Jon: /member/wiki/WCAG_2.0_Principle_3_Understandable_Rules#Requirement_3.3.2_Labels_or_Instructions

Jon: WIDGET 1 rule: Widgets must have labels

Nick: What are the techniques for adding labels to widgets?

Jon: A lot of different combinations.

Jon: 4 ways to label a widget: (1) child or descendant text content (default label) examples: checkbox, radio button, list item, menu item, tree item

Jon: (2) aria-label; (3) aria-labeledby (4) title attribute (not recommended)

Jon: Only certain types of widgets can use child or desc. technique.

Jon: In ARIA spec, for every role, whether it's a landmark, a widget, a section or a live region (two aria roles for that: status and alert), or something like a document role

Jon: Role application and role document

Jon: Techniques preferences: 1st is child or descendant text content; 2nd is aria-labeledby (since it reuses content that is already there); 3rd is aria-label (often used when you want to have a different label or one that is not rendered; 4th is title attribute

Ann: title creates tooltips, but is device or browser dependent

Ann: Values of the title attribute may be rendered by user agents in a variety of ways. For instance, visual browsers frequently display the title as a "tool tip" (a short message that appears when the pointing device pauses over an object).

Jon: Are there any mentions of widget labeling in WCAG techniques?

Nick: Need to define what we mean by widget.

Jon: http://www.w3.org/TR/WCAG20/#ensure-compat

Nick: Seems to be more closely mapped to WCAG 4.1.2

Jon: A lot of nesting requirements for widgets, e.g. certain roles can't be children of other roles

Jon: Also ARIA states and properties that are required; problems when they're missing.

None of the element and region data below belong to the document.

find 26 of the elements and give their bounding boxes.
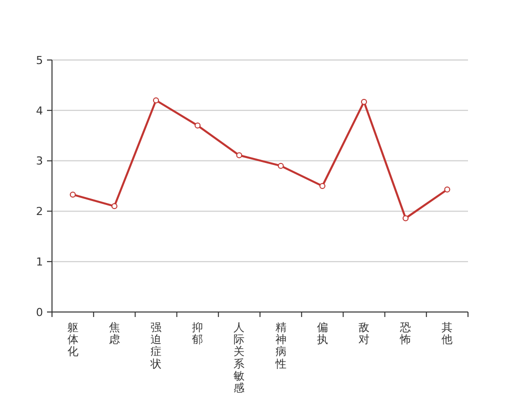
x-tick-label: 敌对: [358, 321, 370, 346]
point: [70, 192, 76, 198]
point: [361, 98, 367, 105]
x-tick-label: 人际关系敏感: [234, 321, 245, 394]
y-tick-label: 3: [36, 154, 43, 168]
y-tick-label: 1: [36, 255, 43, 268]
x-tick-label: 抑郁: [192, 321, 204, 346]
point: [153, 97, 159, 104]
y-tick-label: 0: [36, 306, 43, 319]
y-tick-label: 4: [36, 104, 43, 118]
point: [194, 122, 201, 129]
x-tick-label: 精神病性: [274, 321, 286, 370]
x-tick-label: 躯体化: [67, 321, 78, 358]
point: [111, 203, 118, 210]
x-tick-label: 其他: [442, 321, 453, 346]
x-tick-label: 焦虑: [108, 321, 120, 346]
point: [278, 162, 284, 169]
x-tick-label: 强迫症状: [150, 321, 162, 370]
y-tick-label: 5: [36, 54, 43, 67]
point: [236, 152, 242, 158]
point: [402, 215, 409, 222]
x-tick-label: 恐怖: [399, 321, 412, 346]
x-tick-label: 偏执: [316, 321, 328, 346]
point: [444, 186, 450, 193]
point: [319, 183, 326, 189]
y-tick-label: 2: [36, 205, 43, 218]
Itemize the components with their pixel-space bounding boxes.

Jon: /member/wiki/WCAG_2.0_Principle_4_Robust_Rules

Marc: Would 4.1.1 also apply?

Ann: I would say it all goes under 4.1.2.

Jon: Should we use a different ID for these rules than WIDGET?

Jon: What is the rule category label?

Ann: 10. Design Patterns

Ann: For these widgets and structures, this document describes the keyboard interaction and identifies the relevant WAI-ARIA roles, states, and properties.

Ann: http://www.w3.org/TR/wai-aria-practices/#aria_ex

Nick: What we're talking about are elements that use ARIA widget roles.

Jon: Widgets use structural roles, e.g. group but some widget roles have implied structure.

Jon: Restrictions on what can be child of group or other roles.